God will not be pointing at you and saying, “He wins!” or “They were right! Sorry!” Start dealing with the shock now folks. It’s not going to happen.

Your ticket to this event will most certainly NOT have a denominational name on it. Nor will your seat at the table be determined by your church or your theological team. The grace and goodness of God is going to erase all the lines, boxes, definitions, fences, dictionaries, sermons, announcements and pronouncements ever made. Your Biblical interpretations won’t amount to a hill of beans. God himself, and his good grace, will be the star of the show.

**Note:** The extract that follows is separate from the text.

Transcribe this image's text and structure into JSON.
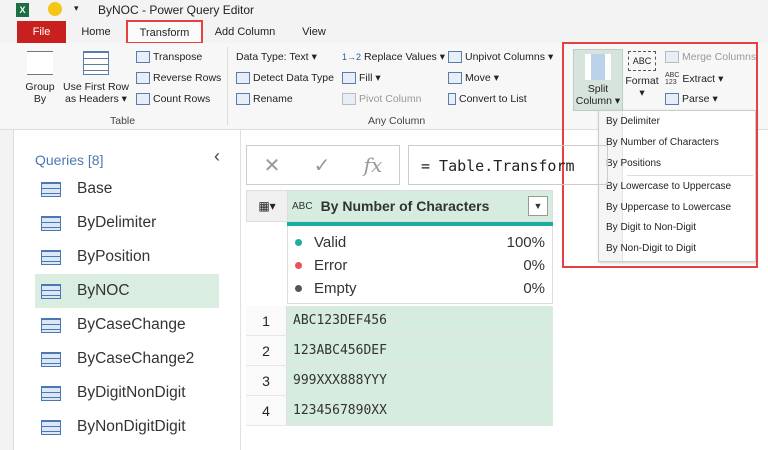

I don’t care how many times you tell us what God has to do, God is going to exactly what he wants to make Jesus the center of history. And all signals in the advance copies of the programs are that there is going to be one shock and surprise after another.

You may even have to sit by a Lutheran. I know….but what are you going to do about it?

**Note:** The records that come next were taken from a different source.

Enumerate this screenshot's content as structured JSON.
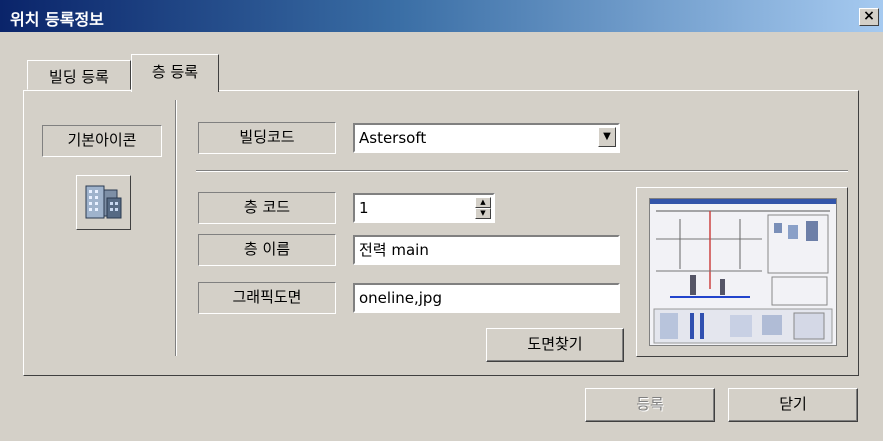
{
  "window": {
    "title": "위치 등록정보",
    "close_label": "×"
  },
  "tabs": [
    {
      "label": "빌딩 등록"
    },
    {
      "label": "층 등록"
    }
  ],
  "icon_section": {
    "label": "기본아이콘",
    "icon": "building-icon"
  },
  "fields": {
    "building_code": {
      "label": "빌딩코드",
      "value": "Astersoft"
    },
    "floor_code": {
      "label": "층 코드",
      "value": "1"
    },
    "floor_name": {
      "label": "층 이름",
      "value": "전력 main"
    },
    "graphic_drawing": {
      "label": "그래픽도면",
      "value": "oneline,jpg"
    }
  },
  "buttons": {
    "find_drawing": "도면찾기",
    "register": "등록",
    "close": "닫기"
  },
  "colors": {
    "face": "#d4d0c8",
    "title_start": "#0a246a",
    "title_end": "#a6caf0"
  }
}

What’s that you’re saying? Your dad was a Christian and he was mean and angry? So God is too, because he’s “our Father?”

No.

What’s that? Your preacher says that God is about to drop things on your car and punish you with his wrath when you make bad choices because we all have to live in the constant fear of the Lord? So God has to be like that, because your preacher is waving a Bible around when he says that?

No.

What’s that? A Christian at your small group says that God punishes us for everything we do wrong, and that God will discipline us with pain and suffering until we start living righteous lives that show we’re serious about Jesus. And God must be that way, because your friend has been a Christian a lot longer than you?

No.

It’s a sad fact that what God has revealed about himself in Jesus doesn’t exactly have a huge audience. But say that God is angry, mean and about to show us just how much with a few displays of wrath and suffering? You’ll fill a stadium.

You see, the grace of God just doesn’t fit in our box. How can God really–I mean c’mon!–how can God be gracious to (fill in the blank with Hollywood celebrities, famous politicians, loudmouth pundits, your jerky boss, that teacher who failed you unfairly, your ex-whatever, people with guns and bombs, and so on)?

God’s gracious face makes our religion fall apart. It takes away all our soapboxes. It shuts our mouths, because none of us deserve it and all of us can have it. God’s love and grace are so far beyond our ideas of what they ought to be that none of our ideas about God can survive the good news that comes in Jesus. Jesus is a salvation, grace, goodness, God revolution.

Titus 2 puts it so well: “11 For the grace of God has appeared, bringing salvation for all people…” That’s what has appeared in Jesus. He did not come to condemn, but to save. In him, there is no condemnation. In Jesus, the Father shows his gracious face to all of us, for everything.

In Mark 3: 1-6, Jesus is in church and the religious leaders want to bust him for healing on the Sabbath. They had decided that God was the kind of mean and trivial dictator that cared more about the order of service than a human being’s suffering. So Jesus heals this man, but Mark describes something utterly unique and stunning: “5 And he looked around at them with anger, grieved at their hardness of heart, and said to the man, “Stretch out your hand.” He stretched it out, and his hand was restored.”

The image of Jesus healing in righteous anger at the religious bean counters–who were about to start the process of killing him–is for one simple reason: They sat in synagogue representing God as more interested in a stupid rule than in proclaiming and enjoying his gracious face of compassion for a hurting person.

So Jesus heals that man, put he’s pretty ticked off. If he was the God these guys believed in, he’d have turned them all into Alpacas. Which would have been pretty cool….but you get the point.

Let’s stop it. Let’s stop hiding the face of a gracious God. Let’s show it, sing it, worship in its light, live as if we know that gracious, glorious God as the one the Bible proclaims and who comes to us in Jesus.

Let’s enjoy the face of a gracious God. Now and forever.